Решившись просить руки Екатерины Ивановны, Старцев продолжает встречать те же препятствия, что и в главе 2: ему трудно остановить на себе ее внимание, не говоря уже о понимании и интимности. Объяснение происходит на фоне поездки Котика в клуб на танцевальный вечер, и доктору, чтобы сказать любимой женщине о своих чувствах, приходится следовать за ней по пятам и почти насильно вырывать минуты из ее напряженного расписания. Страсть героя, вторгающаяся в деловитую атмосферу туркинской социальной жизни, выглядит как непорядок и бестактность. В этой главе, по сравнению с предыдущей, неудаче коммуникации придан более эффектный и драматичный характер, главным образом путем усиления контраста между обычными полюсами – искренним чувством Старцева и искусственностью препятствий, отгораживающих его от любимого предмета. Если в главе 2 эта дисгармония выражалась в том, что Старцев говорил Екатерине Ивановне о книге, а она убегала к роялю, то здесь оба противостоящих момента повышены в ранге: он готовится к формальному объяснению и предложению, она – к ответственной социальной церемонии. С обеих сторон событие имеет черты ритуальности (вплоть до сходства в деталях: у нее – платье и прическа, у него – фрак и галстук), что позволяет усматривать в главе 3 элемент Контраста с тождеством, как выше в кладбищенском эпизоде.

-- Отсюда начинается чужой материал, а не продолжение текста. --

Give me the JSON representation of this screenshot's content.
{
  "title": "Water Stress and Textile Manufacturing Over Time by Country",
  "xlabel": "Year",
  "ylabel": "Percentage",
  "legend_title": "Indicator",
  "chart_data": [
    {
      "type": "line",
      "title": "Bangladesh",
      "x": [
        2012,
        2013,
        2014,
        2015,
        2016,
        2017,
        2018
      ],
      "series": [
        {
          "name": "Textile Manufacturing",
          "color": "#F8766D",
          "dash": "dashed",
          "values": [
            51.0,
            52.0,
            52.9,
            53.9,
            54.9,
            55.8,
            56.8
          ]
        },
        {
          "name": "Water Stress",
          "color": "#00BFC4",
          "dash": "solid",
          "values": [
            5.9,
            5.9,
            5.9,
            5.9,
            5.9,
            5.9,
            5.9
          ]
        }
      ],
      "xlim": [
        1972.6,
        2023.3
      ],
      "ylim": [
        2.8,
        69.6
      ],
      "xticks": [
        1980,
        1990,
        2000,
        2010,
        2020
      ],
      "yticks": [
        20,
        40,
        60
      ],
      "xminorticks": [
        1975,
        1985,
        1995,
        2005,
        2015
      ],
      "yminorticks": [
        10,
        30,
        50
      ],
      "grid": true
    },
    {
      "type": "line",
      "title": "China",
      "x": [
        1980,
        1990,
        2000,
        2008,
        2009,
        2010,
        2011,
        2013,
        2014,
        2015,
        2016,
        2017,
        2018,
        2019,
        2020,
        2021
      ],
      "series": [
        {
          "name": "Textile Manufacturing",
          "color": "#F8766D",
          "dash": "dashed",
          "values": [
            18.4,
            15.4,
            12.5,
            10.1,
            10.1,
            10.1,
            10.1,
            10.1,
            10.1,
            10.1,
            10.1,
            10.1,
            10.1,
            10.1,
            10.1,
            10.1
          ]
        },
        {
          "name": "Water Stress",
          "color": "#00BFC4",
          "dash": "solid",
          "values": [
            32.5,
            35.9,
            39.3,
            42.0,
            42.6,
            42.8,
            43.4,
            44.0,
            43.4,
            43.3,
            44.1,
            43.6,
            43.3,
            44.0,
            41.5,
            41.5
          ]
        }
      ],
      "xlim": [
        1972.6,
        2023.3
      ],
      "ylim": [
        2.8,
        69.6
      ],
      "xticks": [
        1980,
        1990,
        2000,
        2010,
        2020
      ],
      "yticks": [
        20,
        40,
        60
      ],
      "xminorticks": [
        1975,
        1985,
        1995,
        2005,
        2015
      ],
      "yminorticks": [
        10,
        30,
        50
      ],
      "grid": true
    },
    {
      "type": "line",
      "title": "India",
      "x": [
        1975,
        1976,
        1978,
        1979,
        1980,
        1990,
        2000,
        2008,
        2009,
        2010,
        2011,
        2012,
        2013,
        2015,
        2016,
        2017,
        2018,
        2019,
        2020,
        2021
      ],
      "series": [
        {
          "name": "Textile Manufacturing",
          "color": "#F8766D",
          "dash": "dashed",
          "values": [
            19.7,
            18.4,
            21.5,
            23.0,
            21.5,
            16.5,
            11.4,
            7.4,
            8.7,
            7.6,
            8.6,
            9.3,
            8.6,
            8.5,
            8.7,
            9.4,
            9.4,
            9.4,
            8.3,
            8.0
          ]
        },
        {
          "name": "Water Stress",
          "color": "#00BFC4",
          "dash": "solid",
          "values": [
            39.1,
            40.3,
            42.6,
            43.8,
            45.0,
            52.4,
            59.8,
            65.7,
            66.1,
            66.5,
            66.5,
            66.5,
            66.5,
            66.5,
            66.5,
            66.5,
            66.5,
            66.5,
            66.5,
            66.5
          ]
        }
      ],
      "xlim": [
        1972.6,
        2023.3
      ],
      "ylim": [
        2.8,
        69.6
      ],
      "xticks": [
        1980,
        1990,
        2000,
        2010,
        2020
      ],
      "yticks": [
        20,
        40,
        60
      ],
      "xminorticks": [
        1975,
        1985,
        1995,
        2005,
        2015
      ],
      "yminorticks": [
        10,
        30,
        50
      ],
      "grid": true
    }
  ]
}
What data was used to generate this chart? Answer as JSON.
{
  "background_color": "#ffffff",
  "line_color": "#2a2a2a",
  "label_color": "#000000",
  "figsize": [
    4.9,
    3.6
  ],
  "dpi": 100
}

Как и во второй главе, неудачи доктора развертываются в несколько этапов, с кажущимся улучшением (Отказное движение) перед окончательной катастрофой. Попытка объяснения происходит в три приема: (а) у Туркиных, (б) в коляске, (в) в клубе. В первой сцене доктору не удается даже заговорить с Екатериной Ивановной; во второй сцене долгожданный момент интимности кажется, напротив, близким и уловимым, но дело кончается ничем; в третьей препятствия возрастают – Старцеву стоит труда проникнуть в клуб, где он, наконец, объясняется и получает отказ. Следует третья часть главы, где речь идет о разочаровании героя и постепенном примирении его с неудачей.
(а)
Старцеву приходится долго ждать появления Екатерины Ивановны, причесываемой парикмахером, причем Иван Петрович пытается его развлечь, достав из кармана записочки со смешным письмом немца-управляющего «о том, как в имении испортились все запирательства и обвалилась застенчивость» (X, 32). Данная ремарка является вторым – после шутки с кладбищем – звеном в серии моментов, когда автоматизм туркинского культурного балаганчика образует нарастающий диссонанс с серьезностью человеческих драм, развертывающихся под его аккомпанемент (дальнейшие звенья этого ряда – «я иду по ковру…» ниже в этой же главе, весь второй вечер у Туркиных в главе 4, острящий сквозь слезы Иван Петрович в финале рассказа).
Доктору, однако, не до каламбуров; и он, как всегда, инстинктивно отсеивает туркинскую «науку» от того насущного, что, подобно магниту, притягивает его к этой семье. Внутренний диалог, происходящий в нем под звук речей Ивана Петровича, попеременно то толкает его вперед, то побуждает отступиться от задуманного. Эта напряженность достигается взаимодействием разных элементов, образующих личность героя: с одной стороны, плебейский здравый смысл предостерегает против союза с «верхним миром» («Остановись, пока не поздно! Пара ли она тебе? Она избалована … а ты дьячковский сын, земский врач»), с другой – лень, благодушный конформизм и та же грубоватая материальность тянут поддаться соблазну («Ну и что ж? … И пусть. … Дадут приданое, заведем обстановку…» – X, 32–33).
Что касается предвестий неудачи, то уже упомянутые бальное платье и прическа, несомненно, лишний раз подчеркивают ореол неприкасаемости, которым окружена героиня в главе 3. Ее приводят в такой вид, который никак не может быть потревожен или попорчен. Прическа, платье – изящные и хрупкие объекты, они делают Екатерину Ивановну неотразимо притягательной для героя, но одновременно служат предостерегающими сигналами против любовных поползновений вроде того, которое произойдет в следующей сцене.